Tuesday, November 11, 2008

Morning Moments

A Close Separateness - THAT is what intimacy is. It means I can share anything and everything with the "partner" in our relationship without fear of rejection or criticism, and vice versa. We often think of intercourse as intimacy, but it is NOT! If it were, when the sex went out the intimacy went out. THAT is the world view of the LOST! Besides, if sex is intimacy, then we could never be intimate with anyone other than our marital partner, and such is not the case.

When God took the best part of man to make the woman, some Hebrew scholars believe it was not a rib from the side, but a rib that covered the stomach, which is the most vulnerable part of man. Hit him in the stomach and you knock the "wind" or "breath" out of him. God made us different and we must acknowledge it. Did you ever notice that women without men get along better that men without women. When an elderly man loses in death his wife, he has a much harder time that a woman who loses in death her husband. He often dies; she often takes a cruise with her friends:)

Be that as it may, God's intention for a married couple is to BOND and to maintain intimacy (a close separateness, where each honors the other and protects each other. Think about the "rib" thing I mentioned. In the Bible, the stomach is associated with the emotions. It is why when one gets really excited or upset it effects the stomach. NOW let's do some "righteous reasoning". Allow me to use the physical to illustrate the spiritual.

If the rib of Adam that was used to make Eve was really the "protector" of the stomach, and the stomach was associated with emotions, then it would stand to reason that woman would be more emotional than man, and that man would need her to help him emotionally. Men are logical, categorical, and not basically emotional. Not so with a woman. She is basically emotional. She sees everything from an emotional perspective. With all this in mind, doesn't it stand to reason that the part of man that is lacking, she possesses, and that he desperately needs her to complete him. Could that be why God says, "He who FINDS a wife FINDS a good thing?

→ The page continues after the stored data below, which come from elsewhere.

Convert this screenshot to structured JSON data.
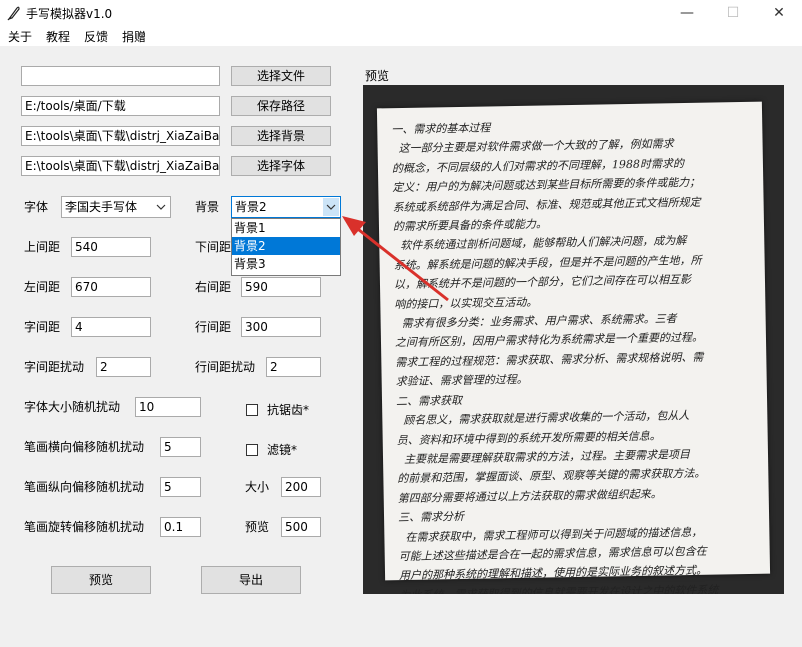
{
  "window": {
    "title": "手写模拟器v1.0",
    "minimize": "—",
    "maximize": "☐",
    "close": "✕"
  },
  "menu": [
    "关于",
    "教程",
    "反馈",
    "捐赠"
  ],
  "files": {
    "text_file_value": "",
    "select_file": "选择文件",
    "save_path_value": "E:/tools/桌面/下载",
    "save_path_button": "保存路径",
    "background_value": "E:\\tools\\桌面\\下载\\distrj_XiaZaiBa\\",
    "select_background": "选择背景",
    "font_value": "E:\\tools\\桌面\\下载\\distrj_XiaZaiBa\\",
    "select_font": "选择字体"
  },
  "font": {
    "label": "字体",
    "value": "李国夫手写体"
  },
  "background": {
    "label": "背景",
    "value": "背景2",
    "options": [
      "背景1",
      "背景2",
      "背景3"
    ],
    "selected_index": 1
  },
  "params": {
    "top_margin_label": "上间距",
    "top_margin": "540",
    "bottom_margin_label": "下间距",
    "left_margin_label": "左间距",
    "left_margin": "670",
    "right_margin_label": "右间距",
    "right_margin": "590",
    "char_spacing_label": "字间距",
    "char_spacing": "4",
    "line_spacing_label": "行间距",
    "line_spacing": "300",
    "char_spacing_jitter_label": "字间距扰动",
    "char_spacing_jitter": "2",
    "line_spacing_jitter_label": "行间距扰动",
    "line_spacing_jitter": "2",
    "font_size_jitter_label": "字体大小随机扰动",
    "font_size_jitter": "10",
    "antialias_label": "抗锯齿*",
    "h_offset_label": "笔画横向偏移随机扰动",
    "h_offset": "5",
    "filter_label": "滤镜*",
    "v_offset_label": "笔画纵向偏移随机扰动",
    "v_offset": "5",
    "size_label": "大小",
    "size": "200",
    "rotation_label": "笔画旋转偏移随机扰动",
    "rotation": "0.1",
    "preview_size_label": "预览",
    "preview_size": "500"
  },
  "buttons": {
    "preview": "预览",
    "export": "导出"
  },
  "preview_panel": {
    "title": "预览",
    "handwriting": "一、需求的基本过程\n  这一部分主要是对软件需求做一个大致的了解，例如需求\n的概念，不同层级的人们对需求的不同理解，1988时需求的\n定义：用户的为解决问题或达到某些目标所需要的条件或能力；\n系统或系统部件为满足合同、标准、规范或其他正式文档所规定\n的需求所要具备的条件或能力。\n  软件系统通过剖析问题域，能够帮助人们解决问题，成为解\n系统。解系统是问题的解决手段，但是并不是问题的产生地，所\n以，解系统并不是问题的一个部分，它们之间存在可以相互影\n响的接口，以实现交互活动。\n  需求有很多分类：业务需求、用户需求、系统需求。三者\n之间有所区别，因用户需求特化为系统需求是一个重要的过程。\n需求工程的过程规范：需求获取、需求分析、需求规格说明、需\n求验证、需求管理的过程。\n二、需求获取\n  顾名思义，需求获取就是进行需求收集的一个活动，包从人\n员、资料和环境中得到的系统开发所需要的相关信息。\n  主要就是需要理解获取需求的方法，过程。主要需求是项目\n的前景和范围，掌握面谈、原型、观察等关键的需求获取方法。\n第四部分需要将通过以上方法获取的需求做组织起来。\n三、需求分析\n  在需求获取中，需求工程师可以得到关于问题域的描述信息，\n可能上述这些描述是合在一起的需求信息，需求信息可以包含在\n用户的那种系统的理解和描述，使用的是实际业务的叙述方式。\n为此系统，需求获取得到的信息就需要开发在设计之中的软件系统\n解决方案之间有着很大的差距，因此需求分析就做了这一差距\n的需求工程活动。"
  },
  "colors": {
    "accent": "#0078d7",
    "arrow": "#d9312b"
  }
}
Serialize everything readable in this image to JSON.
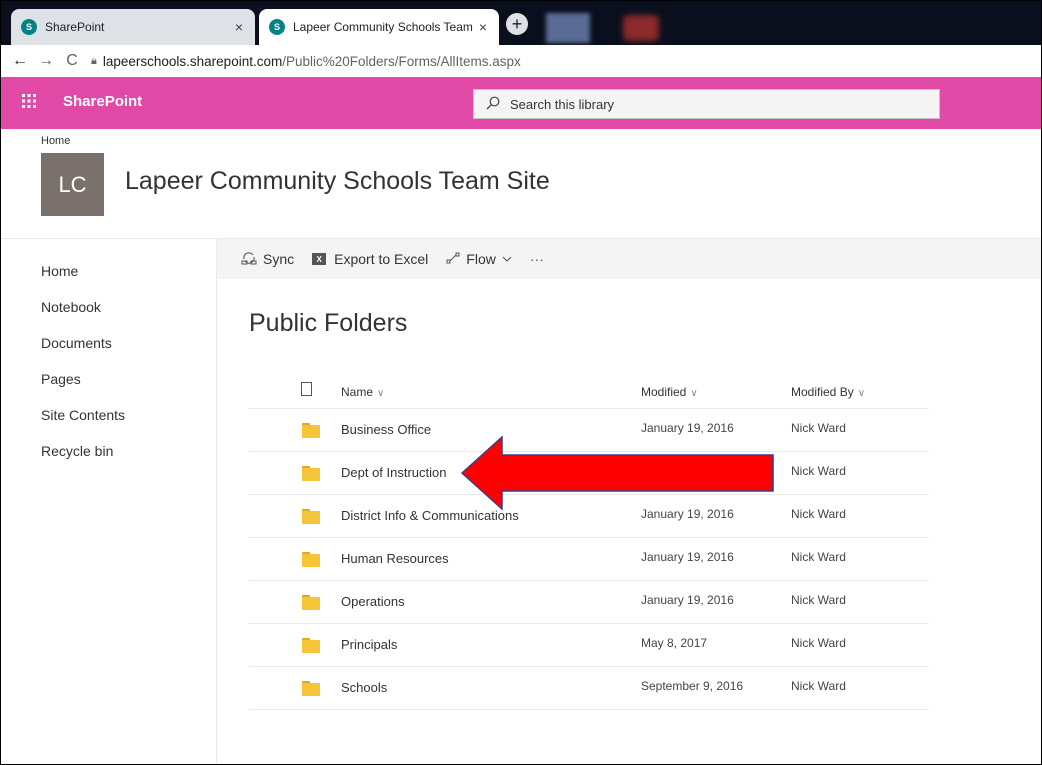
{
  "browser": {
    "tabs": [
      {
        "favicon": "S",
        "title": "SharePoint",
        "close": "×"
      },
      {
        "favicon": "S",
        "title": "Lapeer Community Schools Team",
        "close": "×"
      }
    ],
    "new_tab": "+",
    "nav": {
      "back": "←",
      "forward": "→",
      "reload": "C"
    },
    "url": {
      "host": "lapeerschools.sharepoint.com",
      "path": "/Public%20Folders/Forms/AllItems.aspx"
    }
  },
  "suitebar": {
    "app_name": "SharePoint",
    "search_placeholder": "Search this library",
    "color": "#e149a6"
  },
  "site": {
    "breadcrumb": "Home",
    "logo_text": "LC",
    "title": "Lapeer Community Schools Team Site"
  },
  "leftnav": {
    "items": [
      "Home",
      "Notebook",
      "Documents",
      "Pages",
      "Site Contents",
      "Recycle bin"
    ]
  },
  "commands": {
    "sync": "Sync",
    "export": "Export to Excel",
    "excel_icon": "X",
    "flow": "Flow",
    "more": "···"
  },
  "library": {
    "title": "Public Folders",
    "columns": {
      "name": "Name",
      "modified": "Modified",
      "modified_by": "Modified By"
    },
    "rows": [
      {
        "name": "Business Office",
        "modified": "January 19, 2016",
        "modified_by": "Nick Ward"
      },
      {
        "name": "Dept of Instruction",
        "modified": "",
        "modified_by": "Nick Ward"
      },
      {
        "name": "District Info & Communications",
        "modified": "January 19, 2016",
        "modified_by": "Nick Ward"
      },
      {
        "name": "Human Resources",
        "modified": "January 19, 2016",
        "modified_by": "Nick Ward"
      },
      {
        "name": "Operations",
        "modified": "January 19, 2016",
        "modified_by": "Nick Ward"
      },
      {
        "name": "Principals",
        "modified": "May 8, 2017",
        "modified_by": "Nick Ward"
      },
      {
        "name": "Schools",
        "modified": "September 9, 2016",
        "modified_by": "Nick Ward"
      }
    ]
  },
  "annotation": {
    "arrow_color": "#ff0000",
    "points_to": "Dept of Instruction"
  }
}
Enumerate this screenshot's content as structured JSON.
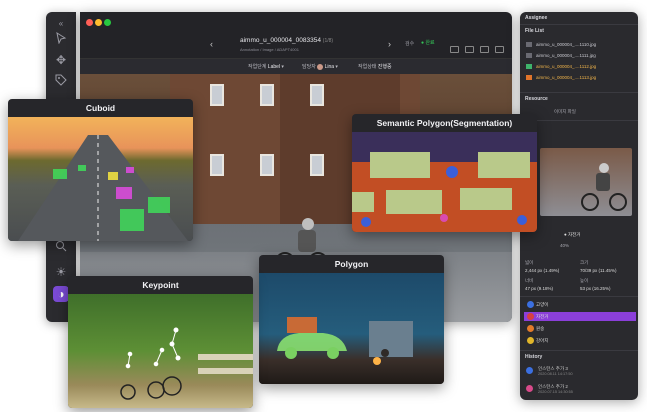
{
  "window": {
    "filename": "aimmo_u_000004_0083354",
    "frame_count": "(1/8)",
    "subtitle": "Annotation / Image / ADAPT4001",
    "status_label": "검수",
    "status_value": "완료",
    "sections": [
      {
        "label": "작업단계",
        "value": "Label"
      },
      {
        "label": "담당자",
        "value": "Lina"
      },
      {
        "label": "작업상태",
        "value": "진행중"
      }
    ]
  },
  "right_panel": {
    "assignee_title": "Assignee",
    "filelist_title": "File List",
    "files": [
      {
        "name": "aimmo_u_000004_....1110.jpg",
        "selected": false
      },
      {
        "name": "aimmo_u_000004_....1111.jpg",
        "selected": false
      },
      {
        "name": "aimmo_u_000004_....1112.jpg",
        "selected": true
      },
      {
        "name": "aimmo_u_000004_....1113.jpg",
        "selected": false
      }
    ],
    "resource_title": "Resource",
    "resource_row": "이미지 파일",
    "selected_class": "자전거",
    "percent": "40%",
    "stats": {
      "a_label": "넓이",
      "a_value": "2,444 px (1.49%)",
      "b_label": "크기",
      "b_value": "70/39 px (11.45%)",
      "c_label": "너비",
      "c_value": "47 px (9.18%)",
      "d_label": "높이",
      "d_value": "53 px (16.25%)"
    },
    "classes": [
      {
        "name": "고양이",
        "color": "#3b6fe0",
        "selected": false
      },
      {
        "name": "자전거",
        "color": "#d84040",
        "selected": true
      },
      {
        "name": "원숭",
        "color": "#e27a2a",
        "selected": false
      },
      {
        "name": "강아지",
        "color": "#e0b52a",
        "selected": false
      }
    ],
    "history_title": "History",
    "history": [
      {
        "label": "인스턴스 추가 3",
        "date": "2020.08.11 14:17:50",
        "color": "#3b6fe0"
      },
      {
        "label": "인스턴스 추가 2",
        "date": "2020.07.15 14:30:55",
        "color": "#d84a8a"
      }
    ]
  },
  "cards": {
    "cuboid": "Cuboid",
    "semantic": "Semantic Polygon(Segmentation)",
    "polygon": "Polygon",
    "keypoint": "Keypoint"
  },
  "icons": [
    "cursor-icon",
    "move-icon",
    "tag-icon",
    "zoom-icon",
    "brightness-icon",
    "contrast-icon"
  ]
}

CONCLUSION:) Intimacy in a marriage or in any other relationship demands a healthy respect for the lack in one's life that the other fills. In the words of Austin Powers to Mini Me, "you complete me!" Hey, that would make me eat the fruit too:) She gave to her husband with her and he did eat. Listen, any man who finds a completeness in a woman doesn't want to let her get away:)

PRAYER: Please Precious Father, help us as men to see that we can never be intimate in our marriage without that "close separateness." Teach us that we need our wives to protect the part of us that is most vulnerable. Teach us to honor and respect the differences, and to develop a "hearing heart" toward then.